De ahí que no sea apropiada la acusación que el periodista Alfredo Zaiat y luego CFK realizaran recientemente a la burguesía nacional por seguir una política “neoliberal”. La burguesía argentina, producto de su debilidad estructural, no fue partidaria -más allá de alguna fracción en particular- de una apertura indiscriminada del mercado porque eso la condena a su desaparición. El programa económico levantado históricamente por la UIA combina transferencias estatales y recursos de tipo proteccionista que le permitan sobrevivir a pesar de su productividad menor a la competencia extranjera. Al mismo tiempo, el retroceso de la industria nacional somete a sus gobiernos a una contradicción: el tipo de cambio alto les permite una mayor protección para colocar sus mercancías en el mercado interno, pero encarece la compra de maquinarias e insumos que necesitan para producir y modernizarse.
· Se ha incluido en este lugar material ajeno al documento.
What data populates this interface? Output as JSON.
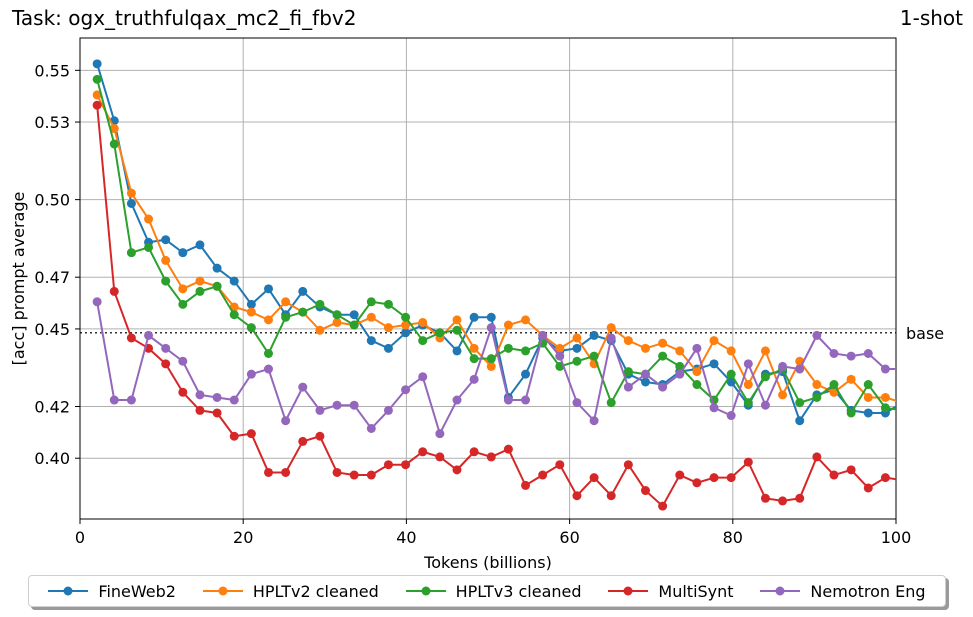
{
  "header": {
    "task_title": "Task: ogx_truthfulqax_mc2_fi_fbv2",
    "shot_label": "1-shot"
  },
  "chart_data": {
    "type": "line",
    "xlabel": "Tokens (billions)",
    "ylabel": "[acc] prompt average",
    "xlim": [
      0,
      100
    ],
    "ylim": [
      0.3765,
      0.5625
    ],
    "x_ticks": [
      0,
      20,
      40,
      60,
      80,
      100
    ],
    "y_ticks": [
      0.4,
      0.42,
      0.45,
      0.47,
      0.5,
      0.53,
      0.55
    ],
    "y_tick_labels": [
      "0.40",
      "0.42",
      "0.45",
      "0.47",
      "0.50",
      "0.53",
      "0.55"
    ],
    "grid": true,
    "legend_position": "bottom",
    "baseline": {
      "label": "base",
      "value": 0.4485
    },
    "x": [
      2.1,
      4.2,
      6.3,
      8.4,
      10.5,
      12.6,
      14.7,
      16.8,
      18.9,
      21.0,
      23.1,
      25.2,
      27.3,
      29.4,
      31.5,
      33.6,
      35.7,
      37.8,
      39.9,
      42.0,
      44.1,
      46.2,
      48.3,
      50.4,
      52.5,
      54.6,
      56.7,
      58.8,
      60.9,
      63.0,
      65.1,
      67.2,
      69.3,
      71.4,
      73.5,
      75.6,
      77.7,
      79.8,
      81.9,
      84.0,
      86.1,
      88.2,
      90.3,
      92.4,
      94.5,
      96.6,
      98.7,
      100.8
    ],
    "series": [
      {
        "name": "FineWeb2",
        "color": "#1f77b4",
        "values": [
          0.5525,
          0.5305,
          0.4985,
          0.4835,
          0.4845,
          0.4795,
          0.4825,
          0.4735,
          0.4685,
          0.4595,
          0.4655,
          0.4555,
          0.4645,
          0.4585,
          0.4555,
          0.4555,
          0.4455,
          0.4425,
          0.4485,
          0.4515,
          0.4485,
          0.4415,
          0.4545,
          0.4545,
          0.4235,
          0.4325,
          0.4465,
          0.4415,
          0.4425,
          0.4475,
          0.4455,
          0.4325,
          0.4295,
          0.4285,
          0.4335,
          0.4345,
          0.4365,
          0.4295,
          0.4205,
          0.4325,
          0.4335,
          0.4145,
          0.4245,
          0.4265,
          0.4185,
          0.4175,
          0.4175,
          0.4215
        ]
      },
      {
        "name": "HPLTv2 cleaned",
        "color": "#ff7f0e",
        "values": [
          0.5405,
          0.5275,
          0.5025,
          0.4925,
          0.4765,
          0.4655,
          0.4685,
          0.4665,
          0.4585,
          0.4565,
          0.4535,
          0.4605,
          0.4565,
          0.4495,
          0.4525,
          0.4515,
          0.4545,
          0.4505,
          0.4515,
          0.4525,
          0.4465,
          0.4535,
          0.4425,
          0.4355,
          0.4515,
          0.4535,
          0.4475,
          0.4425,
          0.4465,
          0.4365,
          0.4505,
          0.4455,
          0.4425,
          0.4445,
          0.4415,
          0.4335,
          0.4455,
          0.4415,
          0.4285,
          0.4415,
          0.4245,
          0.4375,
          0.4285,
          0.4255,
          0.4305,
          0.4235,
          0.4235,
          0.4215
        ]
      },
      {
        "name": "HPLTv3 cleaned",
        "color": "#2ca02c",
        "values": [
          0.5465,
          0.5215,
          0.4795,
          0.4815,
          0.4685,
          0.4595,
          0.4645,
          0.4665,
          0.4555,
          0.4505,
          0.4405,
          0.4545,
          0.4565,
          0.4595,
          0.4555,
          0.4515,
          0.4605,
          0.4595,
          0.4545,
          0.4455,
          0.4485,
          0.4495,
          0.4385,
          0.4385,
          0.4425,
          0.4415,
          0.4445,
          0.4355,
          0.4375,
          0.4395,
          0.4215,
          0.4335,
          0.4325,
          0.4395,
          0.4355,
          0.4285,
          0.4225,
          0.4325,
          0.4215,
          0.4315,
          0.4345,
          0.4215,
          0.4235,
          0.4285,
          0.4175,
          0.4285,
          0.4195,
          0.4185
        ]
      },
      {
        "name": "MultiSynt",
        "color": "#d62728",
        "values": [
          0.5365,
          0.4645,
          0.4465,
          0.4425,
          0.4365,
          0.4255,
          0.4185,
          0.4175,
          0.4085,
          0.4095,
          0.3945,
          0.3945,
          0.4065,
          0.4085,
          0.3945,
          0.3935,
          0.3935,
          0.3975,
          0.3975,
          0.4025,
          0.4005,
          0.3955,
          0.4025,
          0.4005,
          0.4035,
          0.3895,
          0.3935,
          0.3975,
          0.3855,
          0.3925,
          0.3855,
          0.3975,
          0.3875,
          0.3815,
          0.3935,
          0.3905,
          0.3925,
          0.3925,
          0.3985,
          0.3845,
          0.3835,
          0.3845,
          0.4005,
          0.3935,
          0.3955,
          0.3885,
          0.3925,
          0.3915
        ]
      },
      {
        "name": "Nemotron Eng",
        "color": "#9467bd",
        "values": [
          0.4605,
          0.4225,
          0.4225,
          0.4475,
          0.4425,
          0.4375,
          0.4245,
          0.4235,
          0.4225,
          0.4325,
          0.4345,
          0.4145,
          0.4275,
          0.4185,
          0.4205,
          0.4205,
          0.4115,
          0.4185,
          0.4265,
          0.4315,
          0.4095,
          0.4225,
          0.4305,
          0.4505,
          0.4225,
          0.4225,
          0.4475,
          0.4395,
          0.4215,
          0.4145,
          0.4465,
          0.4275,
          0.4325,
          0.4275,
          0.4325,
          0.4425,
          0.4195,
          0.4165,
          0.4365,
          0.4205,
          0.4355,
          0.4345,
          0.4475,
          0.4405,
          0.4395,
          0.4405,
          0.4345,
          0.4345
        ]
      }
    ]
  }
}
Un último elemento a incorporar es la fuga de capitales, una práctica común a toda la burguesía que opera en Argentina, tanto la burguesía nacional como la burguesía foránea, y consiste en el retiro de los flujos de capitales del sistema argentino, sin importar si los activos (usualmente dólares), tendrán como destino una cuenta en el extranjero. La diferencia obvia entre los capitales de distinto origen es que mientras las empresas extranjeras tienen sus casas matrices fuera del país, y con la remisión de utilidades, una “coartada” que las empresas nacionales no. Lo que ambas utilizan son los autopréstamos o préstamos fraguados, en los cuales la banca extranjera juega un papel importante para justificar la salida de divisas. El atraso argentino, la precariedad de su desarrollo industrial y la falta de oportunidades de inversiones rentables alimentan la fuga que, a su vez, impacta retroalimentando el atraso y la decadencia.
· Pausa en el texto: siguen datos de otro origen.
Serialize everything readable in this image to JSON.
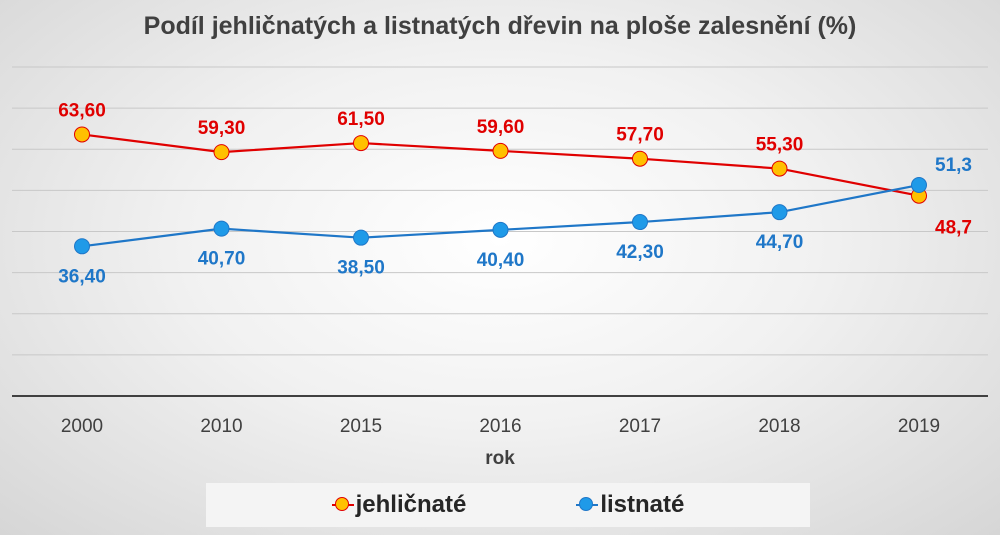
{
  "chart_data": {
    "type": "line",
    "title": "Podíl jehličnatých a listnatých dřevin na ploše zalesnění (%)",
    "xlabel": "rok",
    "ylabel": "",
    "categories": [
      "2000",
      "2010",
      "2015",
      "2016",
      "2017",
      "2018",
      "2019"
    ],
    "ylim": [
      0,
      80
    ],
    "grid": true,
    "legend_position": "bottom",
    "series": [
      {
        "name": "jehličnaté",
        "values": [
          63.6,
          59.3,
          61.5,
          59.6,
          57.7,
          55.3,
          48.7
        ],
        "labels": [
          "63,60",
          "59,30",
          "61,50",
          "59,60",
          "57,70",
          "55,30",
          "48,7"
        ],
        "line_color": "#e00000",
        "marker_color": "#ffc000",
        "label_color": "#e00000",
        "label_position": [
          "above",
          "above",
          "above",
          "above",
          "above",
          "above",
          "below-right"
        ]
      },
      {
        "name": "listnaté",
        "values": [
          36.4,
          40.7,
          38.5,
          40.4,
          42.3,
          44.7,
          51.3
        ],
        "labels": [
          "36,40",
          "40,70",
          "38,50",
          "40,40",
          "42,30",
          "44,70",
          "51,3"
        ],
        "line_color": "#1f77c8",
        "marker_color": "#1f9ae8",
        "label_color": "#1f77c8",
        "label_position": [
          "below",
          "below",
          "below",
          "below",
          "below",
          "below",
          "above-right"
        ]
      }
    ]
  },
  "legend": {
    "items": [
      {
        "label": "jehličnaté",
        "marker_color": "#ffc000",
        "line_color": "#e00000"
      },
      {
        "label": "listnaté",
        "marker_color": "#1f9ae8",
        "line_color": "#1f77c8"
      }
    ]
  }
}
Lo que se ve, es una tendencia parasitaria en el sentido de ir “comiéndose” el patrimonio acumulado en las etapas anteriores. Bajo el menemismo fue la venta de las empresas públicas argentinas en medio de una corrupción enorme vinculada con la reestructuración de la deuda externa. Durante los mandatos kirchneristas, incluso con todas las condiciones de “viento de cola” que se describieron antes, se produjo un vaciamiento de las cajas de la ANSES y del BCRA, ya sin las joyas de la abuela, se decidieron a vender hasta sus cenizas.

No hay salida a la crisis económica si no es a partir de solucionar los problemas estructurales. La debilidad del peso es, como vimos, el resultado de esos problemas, de una deuda externa que somete al país y que es la contracara de la fuga permanente de los capitales hacia el extranjero. La solución no es otra que superar el fracaso de la burguesía con un gobierno de los trabajadores que ponga fin a este y otros flagelos partiendo del no pago de la deuda externa y reordenando la economía en función de los intereses mayoritarios.